Explain and Critically Discuss Hume’s Distinction Between Impressions and Ideas
Hume’s distinction between Impressions and Ideas is rather more complicated than it sounds.
“We may divide all the perceptions of the mind into two classes or species, which are distinguished by their different degrees of force and vivacity.” (Inquiry 1975, p18) These are the words of Hume, who maintains that all our perceptions can be categorized as either impressions or ideas and that there are a number of ways by which we can distinguish between them. He believes that not only do they differ in the way in which we feel them, but that impressions can be innate, while ideas cannot. He also states that we can distinguish between them mostly according to the level of force or vivacity that they display.

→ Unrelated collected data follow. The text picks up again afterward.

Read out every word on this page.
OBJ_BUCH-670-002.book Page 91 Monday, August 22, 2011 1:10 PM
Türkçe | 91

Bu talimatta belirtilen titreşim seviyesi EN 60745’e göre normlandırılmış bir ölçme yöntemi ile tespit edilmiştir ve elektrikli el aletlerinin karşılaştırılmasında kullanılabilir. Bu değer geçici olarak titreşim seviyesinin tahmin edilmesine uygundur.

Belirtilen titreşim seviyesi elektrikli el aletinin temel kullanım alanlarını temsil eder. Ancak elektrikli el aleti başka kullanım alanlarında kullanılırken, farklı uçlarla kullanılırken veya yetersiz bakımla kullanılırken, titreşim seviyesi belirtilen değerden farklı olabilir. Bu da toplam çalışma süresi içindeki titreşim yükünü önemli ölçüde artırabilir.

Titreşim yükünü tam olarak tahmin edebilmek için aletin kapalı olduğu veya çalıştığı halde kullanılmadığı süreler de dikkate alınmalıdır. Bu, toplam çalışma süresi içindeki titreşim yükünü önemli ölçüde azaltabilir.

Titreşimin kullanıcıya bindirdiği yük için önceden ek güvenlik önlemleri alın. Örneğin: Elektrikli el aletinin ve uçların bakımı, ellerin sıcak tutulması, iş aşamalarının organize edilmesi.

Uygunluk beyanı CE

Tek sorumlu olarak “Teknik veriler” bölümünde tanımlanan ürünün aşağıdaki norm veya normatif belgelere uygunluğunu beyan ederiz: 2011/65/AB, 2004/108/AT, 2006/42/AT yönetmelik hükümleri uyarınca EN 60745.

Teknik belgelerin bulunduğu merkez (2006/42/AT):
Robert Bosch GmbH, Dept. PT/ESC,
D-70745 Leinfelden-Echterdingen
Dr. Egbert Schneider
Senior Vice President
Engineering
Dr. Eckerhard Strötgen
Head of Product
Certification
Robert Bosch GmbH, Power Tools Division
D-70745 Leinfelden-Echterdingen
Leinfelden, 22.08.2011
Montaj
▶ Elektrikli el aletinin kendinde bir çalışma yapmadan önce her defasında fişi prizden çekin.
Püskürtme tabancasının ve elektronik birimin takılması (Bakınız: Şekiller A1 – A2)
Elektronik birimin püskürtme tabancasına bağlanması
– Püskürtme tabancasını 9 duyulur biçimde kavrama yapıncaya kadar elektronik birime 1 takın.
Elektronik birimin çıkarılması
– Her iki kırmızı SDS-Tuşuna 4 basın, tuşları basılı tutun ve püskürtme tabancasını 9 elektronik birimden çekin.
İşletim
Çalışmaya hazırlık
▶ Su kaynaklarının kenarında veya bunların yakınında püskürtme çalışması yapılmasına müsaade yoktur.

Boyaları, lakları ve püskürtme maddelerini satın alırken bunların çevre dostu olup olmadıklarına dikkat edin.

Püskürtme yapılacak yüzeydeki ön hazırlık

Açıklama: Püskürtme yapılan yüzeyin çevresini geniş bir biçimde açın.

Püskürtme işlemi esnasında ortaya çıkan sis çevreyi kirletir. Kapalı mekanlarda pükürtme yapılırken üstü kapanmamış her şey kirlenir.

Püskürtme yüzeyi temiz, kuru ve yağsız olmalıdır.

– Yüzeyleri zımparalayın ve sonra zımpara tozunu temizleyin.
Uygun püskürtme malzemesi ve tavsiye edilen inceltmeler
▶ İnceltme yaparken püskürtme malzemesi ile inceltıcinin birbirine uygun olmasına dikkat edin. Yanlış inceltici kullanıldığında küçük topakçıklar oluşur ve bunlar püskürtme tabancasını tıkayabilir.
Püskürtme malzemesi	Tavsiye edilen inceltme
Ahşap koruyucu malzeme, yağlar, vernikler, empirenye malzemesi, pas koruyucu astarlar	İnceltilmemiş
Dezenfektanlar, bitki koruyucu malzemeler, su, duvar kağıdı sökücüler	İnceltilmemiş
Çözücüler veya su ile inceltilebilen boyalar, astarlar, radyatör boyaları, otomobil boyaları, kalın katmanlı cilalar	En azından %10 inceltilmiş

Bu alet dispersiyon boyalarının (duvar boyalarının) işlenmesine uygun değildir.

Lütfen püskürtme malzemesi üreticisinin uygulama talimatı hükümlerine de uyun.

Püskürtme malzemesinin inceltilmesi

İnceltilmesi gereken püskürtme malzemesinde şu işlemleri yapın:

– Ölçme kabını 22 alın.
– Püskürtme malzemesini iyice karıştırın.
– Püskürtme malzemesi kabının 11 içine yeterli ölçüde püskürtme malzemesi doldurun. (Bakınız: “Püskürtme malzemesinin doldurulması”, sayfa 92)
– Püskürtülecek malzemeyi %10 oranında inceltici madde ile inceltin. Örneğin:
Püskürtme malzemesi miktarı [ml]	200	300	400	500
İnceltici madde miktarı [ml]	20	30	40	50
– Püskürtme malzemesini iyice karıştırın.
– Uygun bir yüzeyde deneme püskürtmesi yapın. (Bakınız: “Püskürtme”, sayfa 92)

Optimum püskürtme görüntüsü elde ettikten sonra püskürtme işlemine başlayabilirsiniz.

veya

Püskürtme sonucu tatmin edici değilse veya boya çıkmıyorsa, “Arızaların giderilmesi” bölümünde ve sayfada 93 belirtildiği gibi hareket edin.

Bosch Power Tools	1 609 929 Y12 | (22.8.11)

Such a theory has been disputed mostly because critics do not believe that the main difference between impressions and ideas can be found in their different degrees of vivacity. Other criticisms have focused on Hume’s imagist theory of thinking. This essay will explain Hume’s theory and examine its criticisms in order to discover how plausible a theory it is.
According to Hume, the mind is furnished with materials that consist of perceptions. In the Treatise, he determines a perception to be “whatever can be present in the mind, whether we employ our senses, or are actuated with passion, or exercise our thought and reflection,” (Treatise 1978, p647) which he subsequently divided into impressions and ideas. Impressions are established through sensation and emotion, while ideas are faint images of the impressions. An example of an impression would the sensation of heat and a burning pain if you put your hand in a flame. The idea is that the flame/fire is hot.
Hume implies that the distinction between the two corresponds to the distinction between feeling and thinking. In other words, impressions result both from direct sense experience (including pain, passions and emotions) and from remembered or imagined experience. By contrast, ideas in their first appearance are derived from impressions, which correspond to them and which they exactly represent. This is known as the copy principle, which is explained by Hume when he writes: “all perceptions of the mind are double, and appear both as impressions and ideas.” (Treatise 1978)
Hume also claims that there are no innate ideas. By comparison, he states that all impressions are innate. In Inquiry, he takes the term “innate” to mean what is original or not copied from a previous perception. However, this seems untrue in the case of impressions resulting from sense experience. Surely an impression of a fire is not innate? The impression that fire burns is a reaction to putting one’s hand in a flame. Hume does not appear to respond to this criticism, other than to state that he is predominantly concerned with passions that are inherent in human nature, such as self-love.